Hatta bu sağlığı ya da yaşamı kaybetme olayları o denli artmış ki, yemek tarihimizin en önemli kitaplarından olan Ayşe Fahriye’nin yazdığı “Ev Kadını” isimli kitapta insanların bu yüzden ölmemesi için içkinin nasıl yapılacağına dair tarifler bile verilmiş. Sansürün gücünün herkes tarafından kabul edildiği, zaten belirli sayıda kitabın basıldığı ve basılanların dikkatle kontrol edildiği bir dönemde, bu gözden kaçtığı ya da izinsiz olarak basıldığı söylenemeyeceğine göre bu tariflerin kitapta yer alması için izin verildiği muhakkak.

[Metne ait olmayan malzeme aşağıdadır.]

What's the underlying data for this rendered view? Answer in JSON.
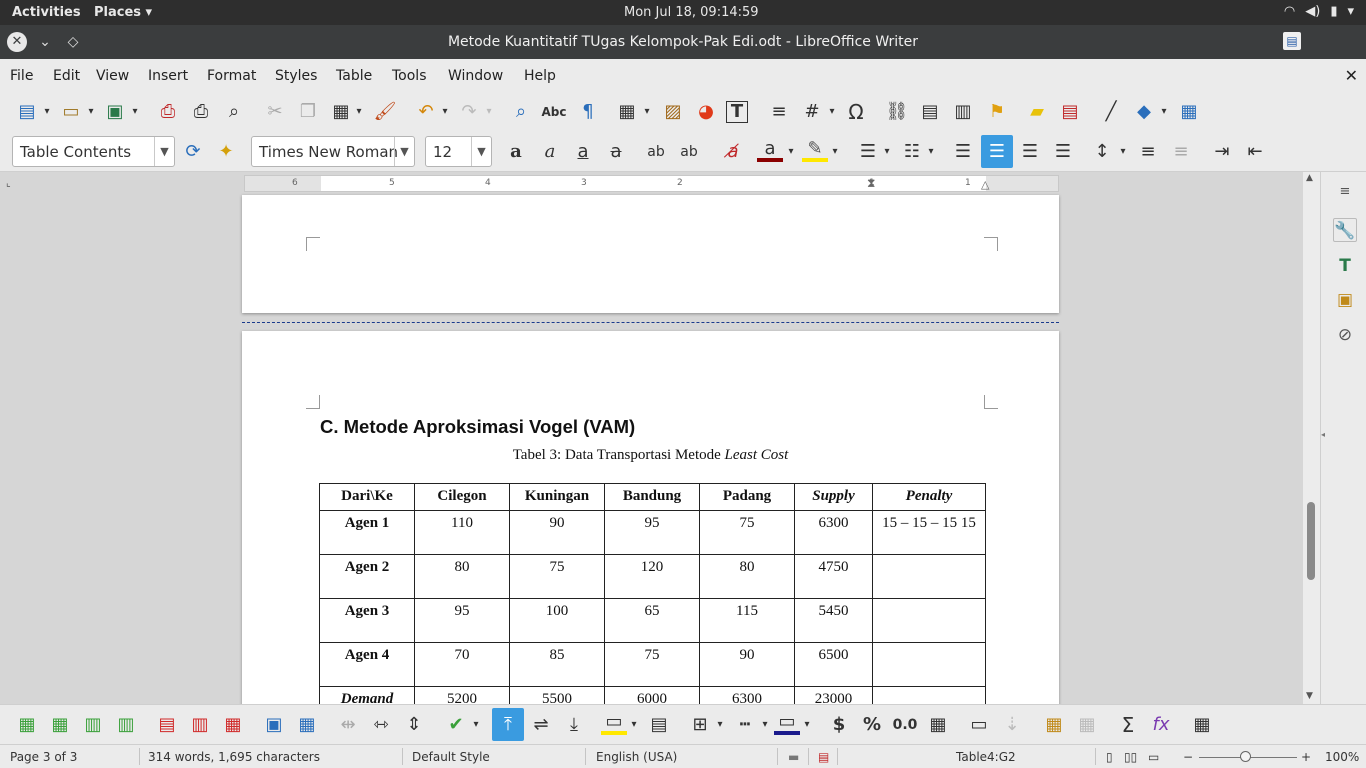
{
  "system": {
    "activities": "Activities",
    "places": "Places",
    "clock": "Mon Jul 18, 09:14:59"
  },
  "window": {
    "title": "Metode Kuantitatif TUgas Kelompok-Pak Edi.odt - LibreOffice Writer"
  },
  "menu": [
    "File",
    "Edit",
    "View",
    "Insert",
    "Format",
    "Styles",
    "Table",
    "Tools",
    "Window",
    "Help"
  ],
  "formatting": {
    "paragraph_style": "Table Contents",
    "font_name": "Times New Roman",
    "font_size": "12",
    "alignment": "center",
    "font_color": "#8b0000",
    "highlight_color": "#ffe800"
  },
  "ruler": {
    "numbers": [
      "6",
      "5",
      "4",
      "3",
      "2",
      "1",
      "1"
    ]
  },
  "document": {
    "heading": "C. Metode Aproksimasi Vogel (VAM)",
    "caption_prefix": "Tabel 3: Data Transportasi Metode ",
    "caption_italic": "Least Cost",
    "table": {
      "headers": [
        "Dari\\Ke",
        "Cilegon",
        "Kuningan",
        "Bandung",
        "Padang",
        "Supply",
        "Penalty"
      ],
      "rows": [
        [
          "Agen 1",
          "110",
          "90",
          "95",
          "75",
          "6300",
          "15 – 15 – 15 15"
        ],
        [
          "Agen 2",
          "80",
          "75",
          "120",
          "80",
          "4750",
          ""
        ],
        [
          "Agen 3",
          "95",
          "100",
          "65",
          "115",
          "5450",
          ""
        ],
        [
          "Agen 4",
          "70",
          "85",
          "75",
          "90",
          "6500",
          ""
        ],
        [
          "Demand",
          "5200",
          "5500",
          "6000",
          "6300",
          "23000",
          ""
        ]
      ]
    }
  },
  "status": {
    "page": "Page 3 of 3",
    "words": "314 words, 1,695 characters",
    "page_style": "Default Style",
    "language": "English (USA)",
    "cell": "Table4:G2",
    "zoom": "100%"
  }
}
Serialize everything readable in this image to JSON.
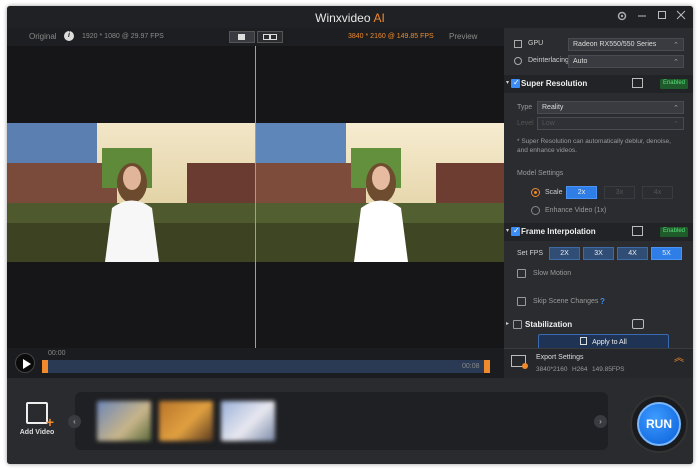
{
  "app": {
    "title": "Winxvideo",
    "title_accent": "AI",
    "settings_icon": "gear-icon",
    "min_icon": "minimize-icon",
    "max_icon": "maximize-icon",
    "close_icon": "close-icon"
  },
  "video_header": {
    "original_label": "Original",
    "original_info": "1920 * 1080 @ 29.97 FPS",
    "preview_info": "3840 * 2160 @ 149.85 FPS",
    "preview_label": "Preview"
  },
  "timeline": {
    "start_time": "00:00",
    "end_time": "00:08"
  },
  "bottom": {
    "add_video_label": "Add Video",
    "run_label": "RUN"
  },
  "panel": {
    "gpu_label": "GPU",
    "gpu_value": "Radeon RX550/550 Series",
    "deinterlacing_label": "Deinterlacing",
    "deinterlacing_value": "Auto",
    "super_resolution": {
      "title": "Super Resolution",
      "status": "Enabled",
      "type_label": "Type",
      "type_value": "Reality",
      "level_label": "Level",
      "level_value": "Low",
      "note": "* Super Resolution can automatically deblur, denoise, and enhance videos.",
      "model_settings_label": "Model Settings",
      "scale_label": "Scale",
      "scale_options": [
        "2x",
        "3x",
        "4x"
      ],
      "enhance_label": "Enhance Video (1x)"
    },
    "frame_interpolation": {
      "title": "Frame Interpolation",
      "status": "Enabled",
      "set_fps_label": "Set FPS",
      "fps_options": [
        "2X",
        "3X",
        "4X",
        "5X"
      ],
      "slow_motion_label": "Slow Motion",
      "skip_scene_label": "Skip Scene Changes",
      "help_glyph": "?"
    },
    "stabilization": {
      "title": "Stabilization",
      "apply_all_label": "Apply to All"
    }
  },
  "export": {
    "title": "Export Settings",
    "resolution": "3840*2160",
    "codec": "H264",
    "fps": "149.85FPS"
  },
  "colors": {
    "accent": "#f08a2c",
    "primary_blue": "#2f7de6",
    "enabled_green": "#5ce07a"
  }
}
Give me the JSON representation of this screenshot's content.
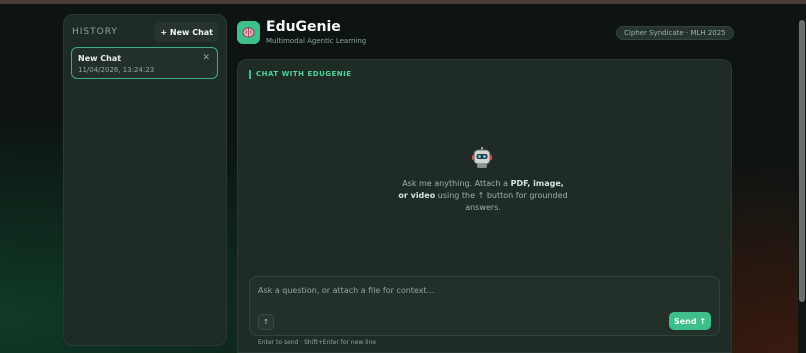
{
  "history": {
    "title": "HISTORY",
    "new_chat_label": "+ New Chat",
    "items": [
      {
        "title": "New Chat",
        "date": "11/04/2026, 13:24:23",
        "close": "✕"
      }
    ]
  },
  "header": {
    "title": "EduGenie",
    "subtitle": "Multimodal Agentic Learning",
    "badge": "Cipher Syndicate · MLH 2025",
    "logo_icon": "brain-icon"
  },
  "chat": {
    "section_title": "CHAT WITH EDUGENIE",
    "empty_icon": "robot-icon",
    "empty_text": {
      "part1": "Ask me anything. Attach a ",
      "bold1": "PDF, image, or video",
      "part2": " using the ",
      "attach_glyph": "↑",
      "part3": " button for grounded answers."
    },
    "input_placeholder": "Ask a question, or attach a file for context...",
    "attach_label": "↑",
    "send_label": "Send ↑",
    "hint": "Enter to send · Shift+Enter for new line"
  },
  "colors": {
    "accent": "#3fbf8c",
    "panel": "#1f2b25",
    "background": "#0d1411"
  }
}
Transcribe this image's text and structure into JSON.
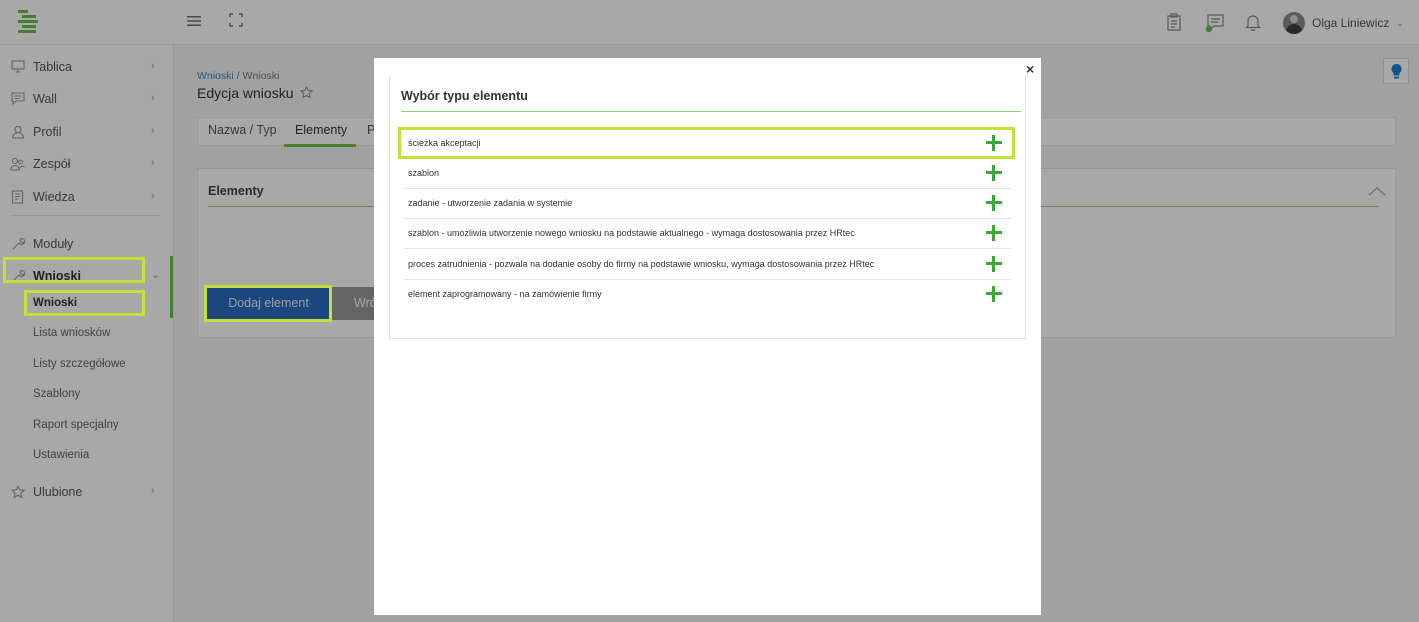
{
  "header": {
    "user_name": "Olga Liniewicz"
  },
  "sidebar": {
    "items": [
      {
        "label": "Tablica",
        "icon": "monitor-icon"
      },
      {
        "label": "Wall",
        "icon": "chat-icon"
      },
      {
        "label": "Profil",
        "icon": "user-icon"
      },
      {
        "label": "Zespół",
        "icon": "team-icon"
      },
      {
        "label": "Wiedza",
        "icon": "book-icon"
      },
      {
        "label": "Moduły",
        "icon": "wrench-icon"
      },
      {
        "label": "Wnioski",
        "icon": "wrench-icon"
      },
      {
        "label": "Ulubione",
        "icon": "star-icon"
      }
    ],
    "subitems": [
      "Wnioski",
      "Lista wniosków",
      "Listy szczegółowe",
      "Szablony",
      "Raport specjalny",
      "Ustawienia"
    ]
  },
  "breadcrumb": {
    "link": "Wnioski",
    "sep": " / ",
    "current": "Wnioski"
  },
  "page": {
    "title": "Edycja wniosku"
  },
  "tabs": [
    "Nazwa / Typ",
    "Elementy",
    "P"
  ],
  "panel": {
    "title": "Elementy",
    "add_button": "Dodaj element",
    "back_button": "Wró"
  },
  "modal": {
    "close": "×",
    "title": "Wybór typu elementu",
    "options": [
      "ścieżka akceptacji",
      "szablon",
      "zadanie - utworzenie zadania w systemie",
      "szablon - umożliwia utworzenie nowego wniosku na podstawie aktualnego - wymaga dostosowania przez HRtec",
      "proces zatrudnienia - pozwala na dodanie osoby do firmy na podstawie wniosku, wymaga dostosowania przez HRtec",
      "element zaprogramowany - na zamówienie firmy"
    ]
  },
  "colors": {
    "accent_green": "#6abf4b",
    "highlight": "#c0e23a",
    "primary_button": "#2b6cc0",
    "help_icon": "#1a7fd6"
  }
}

İçkinin öyküsü bu kadarla bitmiyor o dönem. 2 Abdülhamid’in Başmabeyincisi (Bugünkü karşılığı ile Özel Kalem müdürü) ve Maliye Bakanı Sarıcazade Ragıp Paşa’nın Çorlu’daki Umurca Çiftliği’nde Rakı Fabrikası kuruluyor. Bu fabrikada imal edilen rakı halk arasında öylesine tutuluyor ki, 1878’de devlet borçlarının ödenmesi için altı değişik verginin birleştirilmesinden oluştuğu için Rüsum-u Sitte (Altı Vergi) diye anılan verginin en önemli kalemini, bu rakıdan alınan vergi oluşturuyor.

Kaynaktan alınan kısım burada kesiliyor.